Seven Swords #1 / $4.99 / 32 pages / Color / On Sale 6.16.2021
Writer: Evan Daugherty
Artist: Riccardo Latina
Colorist: Valentina Bianconi
Letterer: Dave Sharpe
Cover: Andy Clarke and Jose Villarrubia
Incentive Cover: JG Jones
A weary and jaded D’Artagnan is drawn into a final conflict with the wicked Cardinal Richelieu, whose ruthless quest for power has led him to the supernatural. But the Last Musketeer can’t defeat these infernal enemies alone.
To save the world, he’ll need to join forces with seven iconic swashbuckling heroes: Don Juan, Captain Blood, Cyrano de Bergerac, to name a few. SEVEN SWORDS, who must overcome their host of differences and work together if they have any hope of thwarting Richelieu’s diabolical plans.
From writer EVAN DAUGHERTY (writer of films such as Snow White and the Huntsman, Divergent and Teenage Mutant Ninja Turtles) and illustrator Riccardo Latina comes high
adventure with a cutting edge!
EVAN DAUGHERTY ON WHY THIS STORY IS IMPORTANT TO HIM:
“My greatest passion as a screenwriter is telling old stories in new ways. It’s what I tried to do with Snow White and the Huntsman: take an iconic fairy tale and find some new way into it, updating and revising it for our modern era. That was the goal with Seven Swords as well. I grew up a fan of rip-roaring swashbuckling books, films and TV series. Everything from Dumas’ The Three Musketeers to Edmond Rostand’s Cyrano de Bergerac to films like The Princess Bride. I desperately wanted to tell a story in this genre, and it felt like a mashup of some of the greatest swashbuckling heroes in literature would be a clever way to do it.
There’s an electric sense of fun and adventure in a lot of those old stories — something that’s often missing from stories these days.
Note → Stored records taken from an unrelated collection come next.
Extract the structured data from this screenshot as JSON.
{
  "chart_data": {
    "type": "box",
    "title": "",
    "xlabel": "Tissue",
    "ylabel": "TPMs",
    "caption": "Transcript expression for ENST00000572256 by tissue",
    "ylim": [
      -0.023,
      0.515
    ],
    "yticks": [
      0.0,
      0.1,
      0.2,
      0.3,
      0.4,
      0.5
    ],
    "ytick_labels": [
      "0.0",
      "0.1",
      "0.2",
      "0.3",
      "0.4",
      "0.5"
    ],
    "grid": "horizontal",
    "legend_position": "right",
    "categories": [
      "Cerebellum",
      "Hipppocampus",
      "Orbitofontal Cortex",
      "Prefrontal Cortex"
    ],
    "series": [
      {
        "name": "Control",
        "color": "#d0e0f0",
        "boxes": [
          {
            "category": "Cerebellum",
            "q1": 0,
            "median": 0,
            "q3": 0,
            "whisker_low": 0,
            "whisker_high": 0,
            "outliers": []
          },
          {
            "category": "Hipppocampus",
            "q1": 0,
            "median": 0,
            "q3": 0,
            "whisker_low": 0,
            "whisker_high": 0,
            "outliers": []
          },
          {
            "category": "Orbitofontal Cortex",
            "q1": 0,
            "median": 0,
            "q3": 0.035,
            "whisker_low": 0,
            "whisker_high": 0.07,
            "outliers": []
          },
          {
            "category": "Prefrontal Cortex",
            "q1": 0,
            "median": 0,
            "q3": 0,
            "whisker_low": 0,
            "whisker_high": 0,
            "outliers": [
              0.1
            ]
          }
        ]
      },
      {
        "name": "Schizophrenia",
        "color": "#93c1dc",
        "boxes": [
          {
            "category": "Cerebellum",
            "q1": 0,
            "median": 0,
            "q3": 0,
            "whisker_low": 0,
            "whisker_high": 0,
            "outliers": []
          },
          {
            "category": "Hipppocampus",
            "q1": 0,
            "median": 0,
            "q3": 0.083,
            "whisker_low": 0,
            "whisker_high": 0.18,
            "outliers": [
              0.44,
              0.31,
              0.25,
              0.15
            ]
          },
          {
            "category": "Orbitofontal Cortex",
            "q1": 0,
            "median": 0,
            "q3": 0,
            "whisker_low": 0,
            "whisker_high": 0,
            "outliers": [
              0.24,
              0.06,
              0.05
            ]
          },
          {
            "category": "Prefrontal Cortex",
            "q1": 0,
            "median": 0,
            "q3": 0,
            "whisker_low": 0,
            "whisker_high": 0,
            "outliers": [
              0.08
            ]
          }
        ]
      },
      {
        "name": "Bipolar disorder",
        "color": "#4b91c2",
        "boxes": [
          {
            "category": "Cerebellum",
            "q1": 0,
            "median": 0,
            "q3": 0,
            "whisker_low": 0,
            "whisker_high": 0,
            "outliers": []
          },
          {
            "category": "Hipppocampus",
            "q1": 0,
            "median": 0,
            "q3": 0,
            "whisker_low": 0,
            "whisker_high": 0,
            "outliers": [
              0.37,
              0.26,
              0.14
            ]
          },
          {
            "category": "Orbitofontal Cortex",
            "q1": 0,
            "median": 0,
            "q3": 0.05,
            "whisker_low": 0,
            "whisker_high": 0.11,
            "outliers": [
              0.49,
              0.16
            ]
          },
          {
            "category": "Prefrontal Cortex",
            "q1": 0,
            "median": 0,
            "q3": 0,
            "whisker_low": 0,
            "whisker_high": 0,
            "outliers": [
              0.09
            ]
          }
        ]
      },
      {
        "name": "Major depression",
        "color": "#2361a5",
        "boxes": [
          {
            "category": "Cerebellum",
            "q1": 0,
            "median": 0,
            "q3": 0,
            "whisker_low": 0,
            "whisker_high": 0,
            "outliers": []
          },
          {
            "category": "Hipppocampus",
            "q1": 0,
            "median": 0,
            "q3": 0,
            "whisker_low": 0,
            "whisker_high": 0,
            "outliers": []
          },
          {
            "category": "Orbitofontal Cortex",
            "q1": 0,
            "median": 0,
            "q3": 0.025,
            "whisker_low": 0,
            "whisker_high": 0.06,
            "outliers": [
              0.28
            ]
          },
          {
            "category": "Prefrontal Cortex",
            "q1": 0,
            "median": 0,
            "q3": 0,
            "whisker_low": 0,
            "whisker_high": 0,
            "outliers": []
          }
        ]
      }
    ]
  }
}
My goal was to maintain that sense of fun, while also putting a new spin on these stories, giving the series a slightly darker, more modern edge.
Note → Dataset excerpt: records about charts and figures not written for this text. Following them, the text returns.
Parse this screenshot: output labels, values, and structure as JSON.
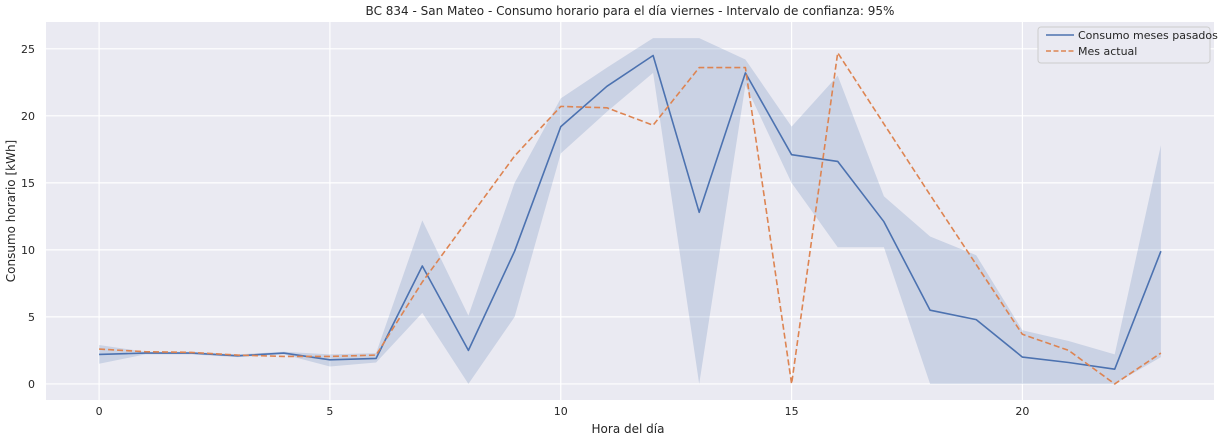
{
  "chart_data": {
    "type": "line",
    "title": "BC 834 - San Mateo - Consumo horario para el día viernes - Intervalo de confianza: 95%",
    "xlabel": "Hora del día",
    "ylabel": "Consumo horario [kWh]",
    "xlim": [
      -1.15,
      24.15
    ],
    "ylim": [
      -1.2,
      27.0
    ],
    "xticks": [
      0,
      5,
      10,
      15,
      20
    ],
    "yticks": [
      0,
      5,
      10,
      15,
      20,
      25
    ],
    "grid": true,
    "legend_position": "top-right",
    "x": [
      0,
      1,
      2,
      3,
      4,
      5,
      6,
      7,
      8,
      9,
      10,
      11,
      12,
      13,
      14,
      15,
      16,
      17,
      18,
      19,
      20,
      21,
      22,
      23
    ],
    "series": [
      {
        "name": "Consumo meses pasados",
        "color": "#4c72b0",
        "style": "solid",
        "values": [
          2.2,
          2.3,
          2.3,
          2.1,
          2.3,
          1.8,
          1.9,
          8.8,
          2.5,
          9.9,
          19.2,
          22.2,
          24.5,
          12.8,
          23.2,
          17.1,
          16.6,
          12.1,
          5.5,
          4.8,
          2.0,
          1.6,
          1.1,
          9.9
        ],
        "ci_lower": [
          1.5,
          2.2,
          2.2,
          2.0,
          2.2,
          1.3,
          1.6,
          5.3,
          0.0,
          5.0,
          17.2,
          20.3,
          23.2,
          0.0,
          22.3,
          15.0,
          10.2,
          10.2,
          0.0,
          0.0,
          0.0,
          0.0,
          0.0,
          2.0
        ],
        "ci_upper": [
          2.9,
          2.4,
          2.4,
          2.2,
          2.4,
          2.2,
          2.3,
          12.2,
          5.1,
          15.0,
          21.3,
          23.6,
          25.8,
          25.8,
          24.2,
          19.2,
          23.0,
          14.0,
          11.0,
          9.6,
          4.0,
          3.2,
          2.2,
          17.8
        ],
        "ci_color": "#4c72b0"
      },
      {
        "name": "Mes actual",
        "color": "#dd8452",
        "style": "dashed",
        "values": [
          2.6,
          2.4,
          2.35,
          2.15,
          2.05,
          2.05,
          2.15,
          7.6,
          12.3,
          17.0,
          20.7,
          20.6,
          19.3,
          23.6,
          23.6,
          0.0,
          24.7,
          19.4,
          14.1,
          8.9,
          3.7,
          2.5,
          0.0,
          2.3
        ]
      }
    ]
  }
}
EVAN DAUGHERTY ON HOW HIS APPROACH TO WRITING A COMIC DIFFERS FROM WORKING ON A SCREENPLAY:
“Over the years, I’ve learned to think more visually as I write screenplays for film and television — imagining what the movie might look, sound and feel like as you’re putting words on the page. My experience with writing comics is that you have to think EVEN MORE visually about what’s on the page and you have to be far more economical with your words. I often found myself drawing little thumbnail sketches as I wrote, just to get the roughest sense of how the story might flow on the page. Of course, I kept those sketches to myself and let the amazing artists interpret the words in their own way. Invariably, their changes or adjustments were a vast improvement over what was in my head.”
EVAN DAUGHERTY ON THE INFLUENCES HE DREW UPON (PERSONAL AND/OR IN MEDIA TO SHAPE THE NARRATIVE:
“This may have been the most fun part of the process — revisiting all the essential swashbuckling “texts”. Re-reading Dumas’ The Three Musketeers and Rostand’s play, Cyrano de Bergerac. Some essential films: the 70s Musketeer series directed by Richard Lester, Errol Flynn’s 1948 interpretation of Don Juan, and a film that became a new favorite, the 1950 Cyrano De Bergerac starring Jose Ferrer.
One curveball influence: the John Wick series. I felt like these swashbuckling swords-for-hire were, in a strange way, sort of the mercenaries or hitmen of their era. In fact, as a shorthand, I often describe this series as “John Wick with swords”.
EVAN DAUGHERTY ON IF HE IS A BIG COMIC BOOK READER AND WHAT SOME OF HIS FAVORITE TITLES ARE:
“I am indeed. Some of my favorites: early pre-Unity Valiant comics, in particular Magnus Robot Fighter, Turok, Archer & Armstrong — now that I think of it, these all have a pulpy quality that must have certainly informed Seven Swords. And of course, I have to tip the hat to Alan Moore’s original mashup, League of Extraordinary Gentlemen, which greatly inspired this book. Moore is also responsible for what I think is one of the greatest pieces of literature, illustrated or otherwise, his run on Swamp Thing in the mid-80s.”